Community and Brotherhood

When I consider the deeper meaning of professional wrestling, I recall the time Mantell brought me to Red Bastien’s Shootout, an informal gathering of current and former wrestlers in the Dallas area. Founded by the late Bastien, who was famed for his in-ring skills, impressive red mustache, and eye for talent (he discovered and helped train 1980s wrestling icons Steve “Sting” Borden and Jim “Ultimate Warrior” Hellwig), the event offered a chance for grapplers such as Brian Adias and “Killer” Tim Brooks to eat barbecue, drink beer, and reminisce about lives that intersected on the road and on the mat.

This kind of labor-forged bonhomie, shared by athletes of all races, genders, and sexual orientations, is the one verifiable positive result of American pro wrestling. Like the stooped-over coal miners who would gather at the Slovak Club in my southwestern Pennsylvania hometown, these workers had been forced by decades of proximity and collective effort to develop a grudging respect for one another.
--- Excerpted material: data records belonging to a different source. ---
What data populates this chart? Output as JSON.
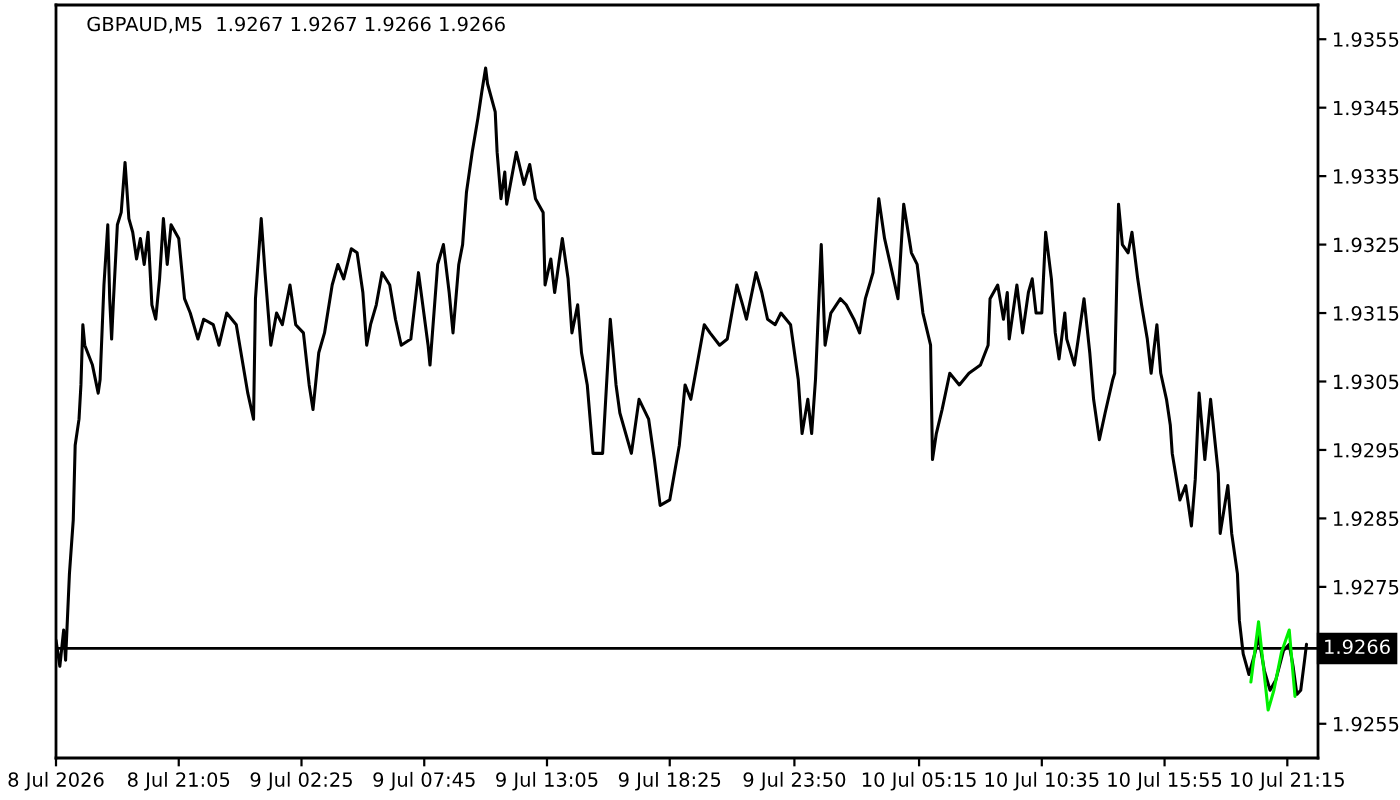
{
  "chart_data": {
    "type": "line",
    "title": "GBPAUD,M5  1.9267 1.9267 1.9266 1.9266",
    "xlim": [
      "2026-07-08T15:45",
      "2026-07-10T22:35"
    ],
    "xticks": [
      {
        "value": "2026-07-08T15:45",
        "label": "8 Jul 2026"
      },
      {
        "value": "2026-07-08T21:05",
        "label": "8 Jul 21:05"
      },
      {
        "value": "2026-07-09T02:25",
        "label": "9 Jul 02:25"
      },
      {
        "value": "2026-07-09T07:45",
        "label": "9 Jul 07:45"
      },
      {
        "value": "2026-07-09T13:05",
        "label": "9 Jul 13:05"
      },
      {
        "value": "2026-07-09T18:25",
        "label": "9 Jul 18:25"
      },
      {
        "value": "2026-07-09T23:50",
        "label": "9 Jul 23:50"
      },
      {
        "value": "2026-07-10T05:15",
        "label": "10 Jul 05:15"
      },
      {
        "value": "2026-07-10T10:35",
        "label": "10 Jul 10:35"
      },
      {
        "value": "2026-07-10T15:55",
        "label": "10 Jul 15:55"
      },
      {
        "value": "2026-07-10T21:15",
        "label": "10 Jul 21:15"
      }
    ],
    "ylim": [
      1.925,
      1.936
    ],
    "yticks": [
      1.9255,
      1.9275,
      1.9285,
      1.9295,
      1.9305,
      1.9315,
      1.9325,
      1.9335,
      1.9345,
      1.9355
    ],
    "ref_lines": [
      {
        "axis": "y",
        "value": 1.9266,
        "label": "1.9266",
        "color": "#000000"
      }
    ],
    "series": [
      {
        "color": "#000000",
        "x": [
          "2026-07-08T15:45",
          "2026-07-08T15:55",
          "2026-07-08T16:05",
          "2026-07-08T16:10",
          "2026-07-08T16:20",
          "2026-07-08T16:30",
          "2026-07-08T16:35",
          "2026-07-08T16:45",
          "2026-07-08T16:50",
          "2026-07-08T16:55",
          "2026-07-08T17:00",
          "2026-07-08T17:20",
          "2026-07-08T17:35",
          "2026-07-08T17:40",
          "2026-07-08T17:50",
          "2026-07-08T18:00",
          "2026-07-08T18:05",
          "2026-07-08T18:10",
          "2026-07-08T18:15",
          "2026-07-08T18:25",
          "2026-07-08T18:35",
          "2026-07-08T18:45",
          "2026-07-08T18:55",
          "2026-07-08T19:05",
          "2026-07-08T19:15",
          "2026-07-08T19:25",
          "2026-07-08T19:35",
          "2026-07-08T19:45",
          "2026-07-08T19:55",
          "2026-07-08T20:05",
          "2026-07-08T20:15",
          "2026-07-08T20:25",
          "2026-07-08T20:35",
          "2026-07-08T20:45",
          "2026-07-08T21:05",
          "2026-07-08T21:20",
          "2026-07-08T21:35",
          "2026-07-08T21:55",
          "2026-07-08T22:10",
          "2026-07-08T22:35",
          "2026-07-08T22:50",
          "2026-07-08T23:10",
          "2026-07-08T23:35",
          "2026-07-08T23:50",
          "2026-07-09T00:05",
          "2026-07-09T00:20",
          "2026-07-09T00:25",
          "2026-07-09T00:40",
          "2026-07-09T00:50",
          "2026-07-09T01:05",
          "2026-07-09T01:20",
          "2026-07-09T01:35",
          "2026-07-09T01:55",
          "2026-07-09T02:10",
          "2026-07-09T02:30",
          "2026-07-09T02:45",
          "2026-07-09T02:55",
          "2026-07-09T03:10",
          "2026-07-09T03:25",
          "2026-07-09T03:45",
          "2026-07-09T04:00",
          "2026-07-09T04:15",
          "2026-07-09T04:35",
          "2026-07-09T04:50",
          "2026-07-09T05:05",
          "2026-07-09T05:15",
          "2026-07-09T05:25",
          "2026-07-09T05:40",
          "2026-07-09T05:55",
          "2026-07-09T06:15",
          "2026-07-09T06:30",
          "2026-07-09T06:45",
          "2026-07-09T07:10",
          "2026-07-09T07:30",
          "2026-07-09T07:55",
          "2026-07-09T08:00",
          "2026-07-09T08:20",
          "2026-07-09T08:35",
          "2026-07-09T08:50",
          "2026-07-09T09:00",
          "2026-07-09T09:15",
          "2026-07-09T09:25",
          "2026-07-09T09:35",
          "2026-07-09T09:50",
          "2026-07-09T10:05",
          "2026-07-09T10:15",
          "2026-07-09T10:25",
          "2026-07-09T10:30",
          "2026-07-09T10:50",
          "2026-07-09T10:55",
          "2026-07-09T11:05",
          "2026-07-09T11:15",
          "2026-07-09T11:20",
          "2026-07-09T11:45",
          "2026-07-09T12:05",
          "2026-07-09T12:20",
          "2026-07-09T12:35",
          "2026-07-09T12:55",
          "2026-07-09T13:00",
          "2026-07-09T13:15",
          "2026-07-09T13:25",
          "2026-07-09T13:45",
          "2026-07-09T14:00",
          "2026-07-09T14:10",
          "2026-07-09T14:25",
          "2026-07-09T14:35",
          "2026-07-09T14:50",
          "2026-07-09T15:05",
          "2026-07-09T15:30",
          "2026-07-09T15:50",
          "2026-07-09T16:05",
          "2026-07-09T16:15",
          "2026-07-09T16:45",
          "2026-07-09T17:05",
          "2026-07-09T17:30",
          "2026-07-09T17:45",
          "2026-07-09T18:00",
          "2026-07-09T18:25",
          "2026-07-09T18:50",
          "2026-07-09T19:05",
          "2026-07-09T19:20",
          "2026-07-09T19:55",
          "2026-07-09T20:10",
          "2026-07-09T20:35",
          "2026-07-09T20:55",
          "2026-07-09T21:20",
          "2026-07-09T21:35",
          "2026-07-09T21:45",
          "2026-07-09T22:10",
          "2026-07-09T22:25",
          "2026-07-09T22:40",
          "2026-07-09T23:00",
          "2026-07-09T23:15",
          "2026-07-09T23:40",
          "2026-07-10T00:00",
          "2026-07-10T00:10",
          "2026-07-10T00:25",
          "2026-07-10T00:35",
          "2026-07-10T00:45",
          "2026-07-10T01:00",
          "2026-07-10T01:10",
          "2026-07-10T01:25",
          "2026-07-10T01:50",
          "2026-07-10T02:05",
          "2026-07-10T02:25",
          "2026-07-10T02:40",
          "2026-07-10T02:55",
          "2026-07-10T03:15",
          "2026-07-10T03:30",
          "2026-07-10T03:45",
          "2026-07-10T04:05",
          "2026-07-10T04:20",
          "2026-07-10T04:35",
          "2026-07-10T04:55",
          "2026-07-10T05:10",
          "2026-07-10T05:25",
          "2026-07-10T05:45",
          "2026-07-10T05:50",
          "2026-07-10T06:00",
          "2026-07-10T06:15",
          "2026-07-10T06:35",
          "2026-07-10T07:00",
          "2026-07-10T07:25",
          "2026-07-10T07:55",
          "2026-07-10T08:15",
          "2026-07-10T08:20",
          "2026-07-10T08:40",
          "2026-07-10T08:55",
          "2026-07-10T09:05",
          "2026-07-10T09:10",
          "2026-07-10T09:30",
          "2026-07-10T09:45",
          "2026-07-10T10:00",
          "2026-07-10T10:10",
          "2026-07-10T10:20",
          "2026-07-10T10:35",
          "2026-07-10T10:45",
          "2026-07-10T11:00",
          "2026-07-10T11:10",
          "2026-07-10T11:20",
          "2026-07-10T11:35",
          "2026-07-10T11:40",
          "2026-07-10T12:00",
          "2026-07-10T12:10",
          "2026-07-10T12:25",
          "2026-07-10T12:40",
          "2026-07-10T12:50",
          "2026-07-10T13:05",
          "2026-07-10T13:20",
          "2026-07-10T13:40",
          "2026-07-10T13:45",
          "2026-07-10T13:55",
          "2026-07-10T14:05",
          "2026-07-10T14:20",
          "2026-07-10T14:30",
          "2026-07-10T14:45",
          "2026-07-10T14:55",
          "2026-07-10T15:10",
          "2026-07-10T15:20",
          "2026-07-10T15:35",
          "2026-07-10T15:45",
          "2026-07-10T16:00",
          "2026-07-10T16:10",
          "2026-07-10T16:15",
          "2026-07-10T16:35",
          "2026-07-10T16:50",
          "2026-07-10T17:05",
          "2026-07-10T17:15",
          "2026-07-10T17:25",
          "2026-07-10T17:40",
          "2026-07-10T17:55",
          "2026-07-10T18:15",
          "2026-07-10T18:20",
          "2026-07-10T18:40",
          "2026-07-10T18:50",
          "2026-07-10T19:05",
          "2026-07-10T19:10",
          "2026-07-10T19:20",
          "2026-07-10T19:35",
          "2026-07-10T19:50",
          "2026-07-10T20:00",
          "2026-07-10T20:15",
          "2026-07-10T20:30",
          "2026-07-10T20:45",
          "2026-07-10T21:05",
          "2026-07-10T21:20",
          "2026-07-10T21:30",
          "2026-07-10T21:40",
          "2026-07-10T21:50",
          "2026-07-10T22:00",
          "2026-07-10T22:05"
        ],
        "values": [
          1.92672,
          1.92634,
          1.92687,
          1.92643,
          1.92769,
          1.92848,
          1.92957,
          1.92995,
          1.93045,
          1.93133,
          1.93103,
          1.93074,
          1.93033,
          1.93053,
          1.93191,
          1.93279,
          1.93171,
          1.93112,
          1.93171,
          1.93279,
          1.93297,
          1.9337,
          1.93288,
          1.93268,
          1.93229,
          1.93259,
          1.93221,
          1.93268,
          1.93162,
          1.93141,
          1.932,
          1.93288,
          1.93221,
          1.93279,
          1.93259,
          1.93171,
          1.9315,
          1.93112,
          1.93141,
          1.93133,
          1.93103,
          1.9315,
          1.93133,
          1.93083,
          1.93033,
          1.92995,
          1.93171,
          1.93288,
          1.93209,
          1.93103,
          1.9315,
          1.93133,
          1.93191,
          1.93133,
          1.93121,
          1.93045,
          1.93009,
          1.93092,
          1.93121,
          1.93191,
          1.93221,
          1.932,
          1.93244,
          1.93238,
          1.9318,
          1.93103,
          1.93133,
          1.93162,
          1.93209,
          1.93191,
          1.93141,
          1.93103,
          1.93112,
          1.93209,
          1.93103,
          1.93074,
          1.93221,
          1.9325,
          1.9318,
          1.93121,
          1.93221,
          1.9325,
          1.93326,
          1.93385,
          1.93435,
          1.93473,
          1.93508,
          1.93485,
          1.93444,
          1.93385,
          1.93317,
          1.93356,
          1.93309,
          1.93385,
          1.93338,
          1.93367,
          1.93317,
          1.93297,
          1.93191,
          1.93229,
          1.9318,
          1.93259,
          1.932,
          1.93121,
          1.93162,
          1.93092,
          1.93045,
          1.92945,
          1.92945,
          1.93141,
          1.93045,
          1.93004,
          1.92945,
          1.93024,
          1.92995,
          1.92936,
          1.92869,
          1.92877,
          1.92957,
          1.93045,
          1.93024,
          1.93133,
          1.93121,
          1.93103,
          1.93112,
          1.93191,
          1.93162,
          1.93141,
          1.93209,
          1.9318,
          1.93141,
          1.93133,
          1.9315,
          1.93133,
          1.93053,
          1.92974,
          1.93024,
          1.92974,
          1.93053,
          1.9325,
          1.93103,
          1.9315,
          1.93171,
          1.93162,
          1.93141,
          1.93121,
          1.93171,
          1.93209,
          1.93317,
          1.93259,
          1.93209,
          1.93171,
          1.93309,
          1.93238,
          1.93221,
          1.9315,
          1.93103,
          1.92936,
          1.92974,
          1.93009,
          1.93062,
          1.93045,
          1.93062,
          1.93074,
          1.93103,
          1.93171,
          1.93191,
          1.93141,
          1.9318,
          1.93112,
          1.93191,
          1.93121,
          1.9318,
          1.932,
          1.9315,
          1.9315,
          1.93268,
          1.932,
          1.93121,
          1.93083,
          1.9315,
          1.93112,
          1.93074,
          1.93112,
          1.93171,
          1.93092,
          1.93024,
          1.92965,
          1.93004,
          1.93053,
          1.93062,
          1.93309,
          1.9325,
          1.93238,
          1.93268,
          1.932,
          1.93162,
          1.93112,
          1.93062,
          1.93133,
          1.93062,
          1.93024,
          1.92986,
          1.92945,
          1.92877,
          1.92898,
          1.92839,
          1.92907,
          1.93033,
          1.92936,
          1.93024,
          1.92916,
          1.92828,
          1.92898,
          1.92828,
          1.92769,
          1.92701,
          1.92652,
          1.92622,
          1.92652,
          1.92678,
          1.92628,
          1.92599,
          1.92614,
          1.92657,
          1.92666,
          1.92634,
          1.92593,
          1.92599,
          1.92643,
          1.92666
        ]
      },
      {
        "color": "#00f000",
        "x": [
          "2026-07-10T19:40",
          "2026-07-10T20:00",
          "2026-07-10T20:25",
          "2026-07-10T20:40",
          "2026-07-10T21:00",
          "2026-07-10T21:20",
          "2026-07-10T21:35"
        ],
        "values": [
          1.92611,
          1.92699,
          1.9257,
          1.92599,
          1.92655,
          1.92687,
          1.9259
        ]
      }
    ]
  }
}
They referred to each other as “brother,” a ubiquitous bit of wrestling slang made famous by Hulk Hogan but now used by nearly everyone in the business and applied to wrestlers of all genders. They were brothers; they had shared a struggle; and now they struggled to maintain what was left of a community ravaged by far too many premature deaths.

“Back in the 1980s, there were no gates and guard rails between me and the fans,” Mantell says. “I would sign autographs and talk to everyone, people from all walks of life. The beauty of the business back then was how personal it was, how I got to travel everywhere and talk to all these people, whether I was in Japan or Israel or wherever. I didn’t walk out there and hurl racial epithets at people and build a lot of cheap, dangerous heat. No, I wanted to honor the crowd and the community, and give them their money’s worth, because they paid me to play a game in front of them.”

“Togetherness and brotherhood: That’s what wrestling was all about, man,” Mantell continues. “And when I get to thinking about how things are now, I wonder: Wouldn’t the country be in a better place if it were still like that, if we could bond in such a close and meaningful way? Maybe politics is like wrestling, the edgier wrestling we watched in the 1990s and 2000s, but it sure isn’t like the wrestling I spent 30 years doing.”